Криво вьющиеся ветви оседлали необычные воздушные персоны: они с клыками и бивнями вокруг клювов.
Под ними страшные морские каракатицы, снабжённые человеческими лицами, с выпученными, как при бросании живьём в кипяток, глазами.
Всего многообразия дружного обмена зоологическими членами не перечесть.
Бегают все эти не имеющих законных имён гадоюды по наличникам и обкладкам; они вросли в плинтусы, возглавляют углы, жуют свои и чужие хвосты. И, весело улыбаясь, азартно впивают зубы друг в друга. И, скалясь домашними вампирами, добродушно попивают соседскую кровь.
Фигуры совершенно не кичатся натуральностью извлечённого резцом отображения. Они плюют на чудаковатый принцип подбора хороших друзей.
Соседствуют меж собой они так же спокойно и гармонично, как порой возлежат припрятанными для пользы дела и в ожидании волнительных сюрпризов противопехотные мины пограничной полосы.
И это ещё не всё: если приглядеться, то кое– кто из зверушек и чудоюд заняты ужасным делом: они беззастенчиво занимаются любовью. При этом заняты продвижением вовсе даже не своего рода.
Они сливаются телами с тварями иных нижних видов, словно пытаясь приумножить представленное разнообразие звериного, насекомого, пресмыкающегося, крылатого мира, грубо поломав дарвинские стереотипы умеренной и порядочной эволюции.
Проём увенчан надтреснутым фронтоном корытного дерева, явно позаимствованным из интерьера Схимника Заболотного. В центре фронтона – карикатурный слоник с парусообразными ушами, опущенными безветрием, и с задранным кверху подобием хобота. А по сторонам его – инициал из двух необъяснимых для чужеземных неучей букв. Игриво заоваленная древнерусская «Ш» со стручками гороха на поворотах линий вплетена в квадратно–китайскую «Ф», будто бы выполненную из разможжённых в концах битьевых палок.

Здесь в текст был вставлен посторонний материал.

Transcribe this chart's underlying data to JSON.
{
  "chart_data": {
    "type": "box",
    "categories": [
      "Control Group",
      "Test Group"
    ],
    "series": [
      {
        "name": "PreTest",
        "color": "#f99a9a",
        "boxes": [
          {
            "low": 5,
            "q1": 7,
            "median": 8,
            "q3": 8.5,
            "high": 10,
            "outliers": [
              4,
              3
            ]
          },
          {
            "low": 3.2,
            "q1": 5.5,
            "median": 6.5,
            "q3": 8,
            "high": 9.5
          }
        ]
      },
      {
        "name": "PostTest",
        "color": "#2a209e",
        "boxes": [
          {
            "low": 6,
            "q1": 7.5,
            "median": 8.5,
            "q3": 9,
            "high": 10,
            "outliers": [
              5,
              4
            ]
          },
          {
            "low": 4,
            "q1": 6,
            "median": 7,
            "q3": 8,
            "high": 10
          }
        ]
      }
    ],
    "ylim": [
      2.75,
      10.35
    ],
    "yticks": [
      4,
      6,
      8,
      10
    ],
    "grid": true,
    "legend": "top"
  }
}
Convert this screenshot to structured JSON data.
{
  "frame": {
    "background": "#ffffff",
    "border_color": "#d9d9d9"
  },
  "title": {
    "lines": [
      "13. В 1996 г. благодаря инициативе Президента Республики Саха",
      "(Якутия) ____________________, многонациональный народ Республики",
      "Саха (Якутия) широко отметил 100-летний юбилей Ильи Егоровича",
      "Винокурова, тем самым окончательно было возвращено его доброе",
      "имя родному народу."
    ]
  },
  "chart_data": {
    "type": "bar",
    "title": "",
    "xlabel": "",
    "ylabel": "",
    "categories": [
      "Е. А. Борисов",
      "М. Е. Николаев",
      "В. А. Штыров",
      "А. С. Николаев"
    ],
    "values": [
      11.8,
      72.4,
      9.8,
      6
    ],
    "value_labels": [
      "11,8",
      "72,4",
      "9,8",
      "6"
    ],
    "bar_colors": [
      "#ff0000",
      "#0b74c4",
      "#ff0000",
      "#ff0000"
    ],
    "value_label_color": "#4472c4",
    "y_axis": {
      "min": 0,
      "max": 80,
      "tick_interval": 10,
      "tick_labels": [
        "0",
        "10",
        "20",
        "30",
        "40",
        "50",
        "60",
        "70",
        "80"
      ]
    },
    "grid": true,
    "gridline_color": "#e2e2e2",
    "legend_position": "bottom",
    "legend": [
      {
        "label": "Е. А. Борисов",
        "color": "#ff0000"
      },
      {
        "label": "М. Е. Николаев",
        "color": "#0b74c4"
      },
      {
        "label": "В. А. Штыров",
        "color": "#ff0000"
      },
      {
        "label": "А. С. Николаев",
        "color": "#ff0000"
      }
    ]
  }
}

– Как водяной кистью по тротуару написано, – утверждает дед Федот, – живо и художественно в высшей степени. Талантлив наш землячок Селифан. Настоящая готическая резьба! Ему бы ещё дворовые ворота по–гречески порезать и ставни по–мавритански! Некогда ему пока: готовит выставки в Лондоне, Токио и одну для аборигенов… кхе! …Гонолулу, – и улыбается.
Все, особенно Михейша, безоговорочно верят деду.
– Деда объездил весь мир, – утверждает Михейша без всякого на то основания и без засыпания неверующих Фом фотографическими фактами. Три «Ф»!
Запомним всё это.
…Инициал дверного фронтона придерживают бурундуковатого узора жирные коты с тонкими как стебли, завёрнутыми в спираль, хвостищами. На задних шлейфах их выросли крапивные листья с увеличенными будто линзой мелкоскопа колющими устройствами.
Хобот уже упомянутого слоника, сказочного по–восточному, длинноногого по–страусиному: какой ужас! Форменное безобразие и насмешка над опытом божественного сотворения мира. Селифан тут разошёлся вовсю!
А с другой стороны, – это апофеоз больного, бредового экспериментаторства по спариванию человечества с животным миром: оно даже не напоминает, а откровенно являет собой Нечто и Непотребное в паранормальном единстве.
Нечто Непотребное закрутилось в тяжёлую спираль с шаром на конце, воинственно напряглось, готовое распрямиться и пробить своим оголовком любую крепость – хоть животного, хоть искусственного происхождения. Это комический слепок с того, что особи мужского пола человеческого племени достают только в случае крайней необходимости. Вариантов тут немного: с его помощью получают искреннее удовольствие от незаконного соития; благодаря ему законно продлевают род; и – простите, мадемуазели – без него не справить малой нужды.
Как такое можно допустить в доме, где гурьбой бегают малые дети и где женщины являют собой пример целомудренной морали и торжества моногамии? Где исповедуют, пожалуй–что, устаревшие и излишне пододеяльные отношения, причём при закрытых окнах, выключенных ночниках и потушенных свечах.